While the impact of federalism on healthcare delivery and other important aspects of pandemic management has been the subject of some academic study, the ways in which public health emergencies have shaped constitutional traditions and practices relating to federalism have been less explored. Given the similarities between Indian and Canadian law and practice on federalism, this paper will conduct a comparative study of their responses to COVID-19 to answer the following questions: (1) How have public health emergencies historically impacted (and been impacted by) federalism? (2) Based on lessons learnt from the pandemic, can we develop a “best practices“ model for federalism during public health emergencies? The paper will also make a case for increased emphasis on India and Canada as the 'most similar cases‘ for comparative constitutional studies.
The Covid-19 pandemic was the first test of Italian regionalism in the face of an emergency of this magnitude. The institutional relations between the two levels of government have sometimes turned out to be problematic and sometimes even conflicting. From this point of view, it is first of all necessary to ask whether the management of such particular emergencies follows the division of powers by subjects provided for by the Italian Constitution or whether it should make use of other tools for centralizing competences. In any case, the validity and effectiveness of the principle of loyal collaboration between the State and the Regions, immanent in Italian system, cannot be underestimated and therefore must still be carried out even in the case of emergency situations.
In the summer of 2019-2020, Australia was confronted with an unprecedented bushfire season that was followed, almost immediately, by the emergence of the COVID-19 pandemic. The Australian Constitution does not confer an express power on the Federal Government to deal with emergencies. In Australia, the management of emergencies is primarily the responsibility of the state and territory governments. The Federal Government has, however, utilised the Australian Defence Force (‘ADF‘) to provide assistance to state and territory governments in responding to, and recovering from, the recent bushfires and COVID-19 pandemic.
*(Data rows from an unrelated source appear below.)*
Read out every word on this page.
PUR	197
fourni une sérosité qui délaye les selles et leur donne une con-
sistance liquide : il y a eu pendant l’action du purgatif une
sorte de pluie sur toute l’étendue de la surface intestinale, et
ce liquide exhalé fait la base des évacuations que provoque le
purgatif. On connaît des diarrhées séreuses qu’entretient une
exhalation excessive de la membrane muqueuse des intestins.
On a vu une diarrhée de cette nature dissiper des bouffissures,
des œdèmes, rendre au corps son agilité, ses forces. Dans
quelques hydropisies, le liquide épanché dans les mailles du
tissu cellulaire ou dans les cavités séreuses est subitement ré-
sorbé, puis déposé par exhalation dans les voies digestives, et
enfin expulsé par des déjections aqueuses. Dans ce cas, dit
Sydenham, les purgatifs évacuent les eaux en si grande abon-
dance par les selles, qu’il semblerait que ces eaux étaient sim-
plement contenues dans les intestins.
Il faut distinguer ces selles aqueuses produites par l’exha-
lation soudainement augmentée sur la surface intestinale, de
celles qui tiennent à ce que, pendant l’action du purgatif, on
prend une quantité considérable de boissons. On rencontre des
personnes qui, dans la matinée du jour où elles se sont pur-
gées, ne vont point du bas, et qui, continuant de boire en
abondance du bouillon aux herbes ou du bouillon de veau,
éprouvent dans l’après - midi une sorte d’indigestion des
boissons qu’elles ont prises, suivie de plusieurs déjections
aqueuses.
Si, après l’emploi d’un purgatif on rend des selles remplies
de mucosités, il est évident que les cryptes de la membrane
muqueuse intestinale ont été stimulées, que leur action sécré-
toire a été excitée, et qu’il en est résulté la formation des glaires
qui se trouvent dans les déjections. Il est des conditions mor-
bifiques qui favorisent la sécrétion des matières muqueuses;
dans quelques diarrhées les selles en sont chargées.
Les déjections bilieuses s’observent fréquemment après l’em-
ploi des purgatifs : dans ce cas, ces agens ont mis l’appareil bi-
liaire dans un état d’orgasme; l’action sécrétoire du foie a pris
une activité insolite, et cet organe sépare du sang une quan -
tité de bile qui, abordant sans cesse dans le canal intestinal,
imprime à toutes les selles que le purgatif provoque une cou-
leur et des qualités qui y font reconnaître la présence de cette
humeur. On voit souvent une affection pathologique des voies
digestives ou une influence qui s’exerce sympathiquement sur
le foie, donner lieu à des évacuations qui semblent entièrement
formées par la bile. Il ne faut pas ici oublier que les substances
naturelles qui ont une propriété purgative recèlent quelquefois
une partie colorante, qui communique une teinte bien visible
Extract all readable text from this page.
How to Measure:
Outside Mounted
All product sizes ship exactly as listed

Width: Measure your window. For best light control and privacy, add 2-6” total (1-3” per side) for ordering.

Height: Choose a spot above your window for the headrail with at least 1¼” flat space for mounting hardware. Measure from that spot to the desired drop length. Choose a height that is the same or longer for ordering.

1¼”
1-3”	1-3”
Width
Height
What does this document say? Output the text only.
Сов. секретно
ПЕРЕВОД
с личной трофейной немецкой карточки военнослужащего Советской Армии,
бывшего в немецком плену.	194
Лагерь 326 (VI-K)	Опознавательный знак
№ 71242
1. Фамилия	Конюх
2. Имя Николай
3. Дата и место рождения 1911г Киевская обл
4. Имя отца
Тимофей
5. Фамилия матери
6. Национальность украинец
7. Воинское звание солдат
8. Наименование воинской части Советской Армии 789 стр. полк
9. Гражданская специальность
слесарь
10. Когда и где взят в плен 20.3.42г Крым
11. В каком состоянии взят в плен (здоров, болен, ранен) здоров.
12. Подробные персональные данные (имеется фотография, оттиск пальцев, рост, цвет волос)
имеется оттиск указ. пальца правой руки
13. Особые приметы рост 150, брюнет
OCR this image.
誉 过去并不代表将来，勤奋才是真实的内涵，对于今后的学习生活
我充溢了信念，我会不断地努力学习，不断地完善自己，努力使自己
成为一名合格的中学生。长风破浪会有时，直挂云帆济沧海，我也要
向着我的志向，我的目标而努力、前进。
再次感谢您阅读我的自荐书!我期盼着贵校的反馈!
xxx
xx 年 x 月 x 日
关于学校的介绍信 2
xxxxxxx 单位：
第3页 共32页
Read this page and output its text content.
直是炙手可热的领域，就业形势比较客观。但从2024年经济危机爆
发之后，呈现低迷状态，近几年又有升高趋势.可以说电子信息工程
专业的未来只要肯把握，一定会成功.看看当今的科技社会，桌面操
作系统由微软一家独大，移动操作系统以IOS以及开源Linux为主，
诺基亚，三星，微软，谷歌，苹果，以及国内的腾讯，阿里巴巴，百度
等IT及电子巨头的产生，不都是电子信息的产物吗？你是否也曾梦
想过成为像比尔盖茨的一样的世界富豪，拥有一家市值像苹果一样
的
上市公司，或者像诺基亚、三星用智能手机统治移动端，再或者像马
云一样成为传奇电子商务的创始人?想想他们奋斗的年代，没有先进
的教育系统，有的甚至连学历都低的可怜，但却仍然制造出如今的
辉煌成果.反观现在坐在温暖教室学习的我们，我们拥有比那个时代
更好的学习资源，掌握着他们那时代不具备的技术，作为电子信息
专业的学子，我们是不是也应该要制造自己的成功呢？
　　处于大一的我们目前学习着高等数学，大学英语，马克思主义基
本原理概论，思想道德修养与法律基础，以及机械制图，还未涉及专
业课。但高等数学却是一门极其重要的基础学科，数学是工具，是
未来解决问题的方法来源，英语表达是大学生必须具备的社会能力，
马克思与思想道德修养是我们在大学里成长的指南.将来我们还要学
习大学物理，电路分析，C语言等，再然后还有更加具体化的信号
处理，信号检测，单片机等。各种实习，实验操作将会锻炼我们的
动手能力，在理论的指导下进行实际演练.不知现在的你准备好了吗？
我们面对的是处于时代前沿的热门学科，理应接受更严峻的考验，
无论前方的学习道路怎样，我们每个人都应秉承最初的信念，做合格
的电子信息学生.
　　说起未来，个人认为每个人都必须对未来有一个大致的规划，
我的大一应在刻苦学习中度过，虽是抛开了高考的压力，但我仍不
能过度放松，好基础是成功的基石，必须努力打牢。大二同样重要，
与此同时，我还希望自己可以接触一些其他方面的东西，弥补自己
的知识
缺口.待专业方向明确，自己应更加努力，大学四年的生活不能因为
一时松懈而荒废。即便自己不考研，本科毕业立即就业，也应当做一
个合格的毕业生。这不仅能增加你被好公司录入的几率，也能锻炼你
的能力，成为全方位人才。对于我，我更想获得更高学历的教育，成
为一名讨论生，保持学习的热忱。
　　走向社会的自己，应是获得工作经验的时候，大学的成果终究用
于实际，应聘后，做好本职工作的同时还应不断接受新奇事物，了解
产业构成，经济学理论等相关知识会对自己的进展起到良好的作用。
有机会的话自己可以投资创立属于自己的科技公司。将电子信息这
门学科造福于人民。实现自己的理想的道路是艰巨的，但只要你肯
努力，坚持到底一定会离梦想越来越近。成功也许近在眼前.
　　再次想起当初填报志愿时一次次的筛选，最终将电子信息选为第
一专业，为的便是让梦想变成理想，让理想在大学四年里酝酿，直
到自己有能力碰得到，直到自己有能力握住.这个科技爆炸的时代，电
This paper examines the constitutional basis for the use of the ADF by the Federal Government in responding to emergencies. In particular, it considers the executive powers available to the Federal Government, in the absence of statutory authorisation, to deploy the ADF internally and explores how federalism operates to condition and limit these powers.
Despite being identified by The Forum of Federations as one of the key trends in contemporary federations, the concept of ‘hourglass‘ federalism remains somewhat nebulous. By analysing examples where the label has been applied, this paper begins to fill this conceptual lacuna. As a strategy, we argue that hourglass federalism is pursued for two primary purposes: improving local services and autonomy, while also consolidating national unity and political stability. As an institutional manifestation, we identify five features that define hourglass federal systems: 1) the constitutional allocation of powers to local government - 2) a direct financial relationship between local government and the centre - 3) local government accountability to its constituents - 4) local government representation in intergovernmental institutions - 5) dedicated local government bureaucracies. In concluding, we highlight future research directions to guide further analysis and evaluation of hourglass federalism.